Subject to course/weather/pacing – usually you will know the marathon course in detail. What you won’t know is the weather and you have to factor this in. Some rain, some slight chilliness, light breezes – these are all fairly negligible. But if the temperature when you are actually racing is heading towards 19 celcius or more (and that’s a shade temperature, so you may exposed to something higher) you have to be sensible. The elites do this; I have sat several times at the elite athletes briefing at the Berlin Marathon. It’s held at noon the day before the race, and they have clear data on temperature; humidity; and wind speed and direction. Often this is just perfect – the various World Records show what is possible there. But when it’s a tad too warm, the elites, whatever they have stated at the press conference two or three days earlier, will rein in their target pace by a minute or two       

·         Have a hierarchy of goals from ‘ultimate’ to ‘acceptable’ – This helps when you are out on the road deep into the race and it’s starting to hurt  - if 2.59.59 is your highest hope on the day, then whatever the frustration and bittersweet feeling it may generate, 3.00 or 3.01 is incredibly close to that, so keep pushing for whatever you can get on the day; you’ll be even more annoyed with hindsight if you don’t.  As a coach, a 2.59 and 3.01 performance are physically almost identical performances, and ditto when you look on the margins of 2.45; 3.30 etc. Personally I suggest 2 or 3 minutes shy of the best goal is very good running on the day; if you are more than 5 or 6 minutes out, then it’s been a tad disappointing.      

The above points may all sound very cautious and conservative and for the majority of marathoners that’s the usual trend but there are also a significant minority who can benefit from a bit of a nudge. Often these are the people who are desperate to get sub 3.00, 3.15 or whatever, and I’m convinced that whilst 2.59.59  or 3.14.59 would indeed be a solid result at that stage, there’s more in the tank and they can aim maybe 2 or 3 minutes faster. Just as there has to be a load of people running 3.03 and 3.33, so there has to be a pool who pile in at 2.56 or 3.26.

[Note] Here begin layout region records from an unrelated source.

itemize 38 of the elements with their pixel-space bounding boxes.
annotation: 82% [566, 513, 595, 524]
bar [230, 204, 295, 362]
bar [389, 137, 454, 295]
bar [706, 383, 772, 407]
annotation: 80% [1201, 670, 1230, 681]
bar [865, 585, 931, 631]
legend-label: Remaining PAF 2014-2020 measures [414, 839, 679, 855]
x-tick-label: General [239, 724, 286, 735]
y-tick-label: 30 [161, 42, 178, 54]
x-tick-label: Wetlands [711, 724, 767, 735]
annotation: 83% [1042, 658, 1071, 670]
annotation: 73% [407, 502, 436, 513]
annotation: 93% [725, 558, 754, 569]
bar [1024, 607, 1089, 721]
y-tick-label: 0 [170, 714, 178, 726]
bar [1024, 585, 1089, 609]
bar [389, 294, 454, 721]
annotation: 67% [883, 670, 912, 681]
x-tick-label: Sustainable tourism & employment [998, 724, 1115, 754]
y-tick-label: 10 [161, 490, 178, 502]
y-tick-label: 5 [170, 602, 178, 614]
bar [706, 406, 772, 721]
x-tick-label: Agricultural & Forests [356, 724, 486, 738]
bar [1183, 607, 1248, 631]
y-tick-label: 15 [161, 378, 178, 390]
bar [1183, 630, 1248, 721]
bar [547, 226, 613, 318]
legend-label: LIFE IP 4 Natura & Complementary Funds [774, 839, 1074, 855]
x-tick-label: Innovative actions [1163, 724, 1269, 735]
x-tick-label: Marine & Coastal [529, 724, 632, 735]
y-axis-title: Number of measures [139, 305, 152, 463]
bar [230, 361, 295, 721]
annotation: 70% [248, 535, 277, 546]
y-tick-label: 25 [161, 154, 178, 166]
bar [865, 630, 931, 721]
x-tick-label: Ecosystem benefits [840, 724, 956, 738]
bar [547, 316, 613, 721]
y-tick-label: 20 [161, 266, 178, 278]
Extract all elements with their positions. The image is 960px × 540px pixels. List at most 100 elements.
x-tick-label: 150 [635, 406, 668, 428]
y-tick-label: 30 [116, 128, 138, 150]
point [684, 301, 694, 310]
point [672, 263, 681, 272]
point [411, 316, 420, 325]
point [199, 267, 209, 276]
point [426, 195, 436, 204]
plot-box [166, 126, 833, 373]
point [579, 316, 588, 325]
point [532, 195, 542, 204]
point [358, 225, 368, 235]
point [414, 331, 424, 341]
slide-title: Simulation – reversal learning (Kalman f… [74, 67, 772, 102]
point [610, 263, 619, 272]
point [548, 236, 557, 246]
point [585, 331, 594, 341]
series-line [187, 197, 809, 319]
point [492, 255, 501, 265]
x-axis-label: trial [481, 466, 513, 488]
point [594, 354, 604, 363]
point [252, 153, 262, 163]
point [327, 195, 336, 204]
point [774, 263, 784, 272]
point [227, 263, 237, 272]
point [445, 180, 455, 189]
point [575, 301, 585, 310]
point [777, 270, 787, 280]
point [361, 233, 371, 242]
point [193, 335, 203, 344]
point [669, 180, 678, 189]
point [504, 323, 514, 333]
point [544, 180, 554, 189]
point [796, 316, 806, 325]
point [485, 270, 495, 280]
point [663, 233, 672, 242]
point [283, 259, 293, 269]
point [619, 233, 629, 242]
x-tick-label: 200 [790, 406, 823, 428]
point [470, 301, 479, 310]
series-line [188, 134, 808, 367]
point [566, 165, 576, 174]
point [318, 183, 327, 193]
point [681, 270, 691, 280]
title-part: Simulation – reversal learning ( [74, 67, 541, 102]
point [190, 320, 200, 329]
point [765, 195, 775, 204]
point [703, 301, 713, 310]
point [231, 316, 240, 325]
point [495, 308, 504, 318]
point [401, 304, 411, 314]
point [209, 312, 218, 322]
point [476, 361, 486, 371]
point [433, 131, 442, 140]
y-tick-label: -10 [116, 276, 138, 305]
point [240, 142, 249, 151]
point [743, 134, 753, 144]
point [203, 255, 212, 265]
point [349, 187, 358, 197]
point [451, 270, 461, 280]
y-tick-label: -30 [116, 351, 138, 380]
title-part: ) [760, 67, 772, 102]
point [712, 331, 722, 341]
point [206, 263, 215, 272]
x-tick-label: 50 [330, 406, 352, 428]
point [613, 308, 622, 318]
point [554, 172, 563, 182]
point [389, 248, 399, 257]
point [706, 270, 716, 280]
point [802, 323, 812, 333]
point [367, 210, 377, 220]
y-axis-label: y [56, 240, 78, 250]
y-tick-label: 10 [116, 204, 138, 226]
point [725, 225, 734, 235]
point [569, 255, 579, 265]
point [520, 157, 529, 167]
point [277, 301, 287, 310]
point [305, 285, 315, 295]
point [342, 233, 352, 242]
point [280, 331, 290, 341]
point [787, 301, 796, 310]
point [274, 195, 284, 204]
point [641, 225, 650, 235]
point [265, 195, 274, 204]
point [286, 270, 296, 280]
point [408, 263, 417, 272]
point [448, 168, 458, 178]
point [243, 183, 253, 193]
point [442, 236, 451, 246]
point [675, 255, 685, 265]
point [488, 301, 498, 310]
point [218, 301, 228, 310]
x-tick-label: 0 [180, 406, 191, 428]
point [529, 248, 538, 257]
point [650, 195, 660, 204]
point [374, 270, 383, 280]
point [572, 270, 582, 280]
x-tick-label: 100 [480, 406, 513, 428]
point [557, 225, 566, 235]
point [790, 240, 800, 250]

I’ve deliberately not yet mentioned those conversion tables. Some of them seem very sensible though there are some that give incredibly ‘tight’ conversions (there’s one which offer a 2.46 marathon for an 80 minute half, come on) which I doubt that the coaches who have compiled the data ever achieve with people they coach.  What they don’t do is anything that relates to a given runner at a given stage of training and racing.